Коравье заколебался:
– Я бы, пожалуй, согласился… Но только с тобой.
В тот же день Коравье в сопровождении Праву пришел в медпункт.
В сияющей белизной комнате стало тесно, как только туда вошли все трое – Праву, доктор Наташа и Коравье.
– Раздевайся, – сказала Наташа, и Коравье послушно снял верхнюю одежду, оставшись в одной рубашке.
– И рубашку снимай.
Коравье снял и рубашку.
Доктор Наташа взяла стетоскоп и приложила черный кружок, похожий на звериное ухо, к груди Коравье. Он едва сдержал себя, чтобы не вздрогнуть от холодного прикосновения. Наташа вертела Коравье и так и сяк, прикладывала звериное ухо то к груди, то к спине, стучала пальцами по ребрам… Потом велела лечь, помяла живот и попросила спустить брюки. Коравье умоляюще посмотрел на Праву. Но тот был серьезен, как будто присутствовал на важном жертвоприношении.
Измерив рост и грудную клетку, доктор Наташа разрешила измученному от напряжения Коравье одеваться.
Выйдя вместе с ним из медпункта, Праву укоризненно сказал:
– Видишь, ничего страшного не случилось, а ты боялся. Слышал, как доктор тебя нахваливала?.. И еще вот что, Коравье. Когда человек приезжает в другое стойбище, он старается жить так, как живут хозяева, а не устанавливает свои обычаи.

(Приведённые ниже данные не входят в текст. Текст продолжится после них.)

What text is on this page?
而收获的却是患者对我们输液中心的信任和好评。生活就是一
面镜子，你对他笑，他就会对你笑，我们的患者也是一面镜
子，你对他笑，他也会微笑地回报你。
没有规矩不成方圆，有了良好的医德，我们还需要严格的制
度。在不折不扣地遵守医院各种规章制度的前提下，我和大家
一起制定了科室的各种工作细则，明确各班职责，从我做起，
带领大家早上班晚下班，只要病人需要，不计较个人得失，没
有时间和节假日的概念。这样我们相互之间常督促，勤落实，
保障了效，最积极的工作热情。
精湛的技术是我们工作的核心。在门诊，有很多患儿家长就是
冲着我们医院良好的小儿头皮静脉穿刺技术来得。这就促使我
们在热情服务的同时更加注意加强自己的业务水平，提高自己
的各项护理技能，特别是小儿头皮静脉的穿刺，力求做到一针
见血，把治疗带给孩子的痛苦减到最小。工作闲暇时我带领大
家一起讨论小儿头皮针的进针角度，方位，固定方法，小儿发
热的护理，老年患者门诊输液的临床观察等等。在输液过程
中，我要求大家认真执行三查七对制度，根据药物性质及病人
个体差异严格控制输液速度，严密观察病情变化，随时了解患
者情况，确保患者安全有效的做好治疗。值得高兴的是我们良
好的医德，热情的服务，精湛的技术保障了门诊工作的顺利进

По закону Советской власти каждый новорожденный должен быть записан в книгу, а твой Мирон еще не прошел такого обряда. Если думаешь о колхозе, то не забывай и о сыне.
– Где его записывать нужно?
– У Ринтытегина. А лицо не надо делать.
– Хорошо, посоветуюсь с Росмунтой, – кивнул Коравье.
Росмунта шла впереди, толкая коляску с Мироном, за ней, немного отстав, Коравье и Праву.
Коравье посмотрел на спину жены и тихо спросил Праву:
– А когда мне дадут такой же, как у тебя, паспорт?
– Когда хочешь. Но только раньше нужно сделать лицо, а ведь ты боишься этого…
– Ты плохо обо мне думаешь, – обиженно сказал Коравье. – Я готов хоть сейчас подставить лицо для того, чтобы с него сделали другое.
– Хорошо. Может быть, это удастся сделать даже сегодня.
В сельском Совете их встретил торжественный Ринтытегин. Он был в темно-синем костюме, на лацкане пиджака горел орден Ленина и медаль «За доблестный труд в Великой Отечественной войне». Председатель был чисто выбрит, и на щеке красовалась бумажная заплатка.
Родители сели на стулья, обитые красным бархатом, и. Ринтытегин раскрыл первую, чистую страницу книги «Записей актов гражданского состояния».
– Фамилия? – спросил он по-русски и, спохватившись, тут же перешел на чукотский язык: – Как твое имя?
– Ты же меня знаешь, – удивился вопросу Коравье.
– Такой обычай, – официально ответил Ринтытегин.
– Коравье.
– Мать как зовут?
Коравье вопросительно посмотрел на Росмунту, потом на Ринтытегина.
– По обычаю кому отвечать на вопрос: мне или жене?
– Ладно, – махнул рукой Ринтытегин. – Я уже записал. А русское имя у тебя и Росмунты есть?
– Нет. Еще не взяли.
Вдруг Ринтытегин стукнул себя по лбу:
– Что я делаю?! Я же нарушил закон! Как я могу выдать свидетельство о рождении, когда не зарегистрирован брак?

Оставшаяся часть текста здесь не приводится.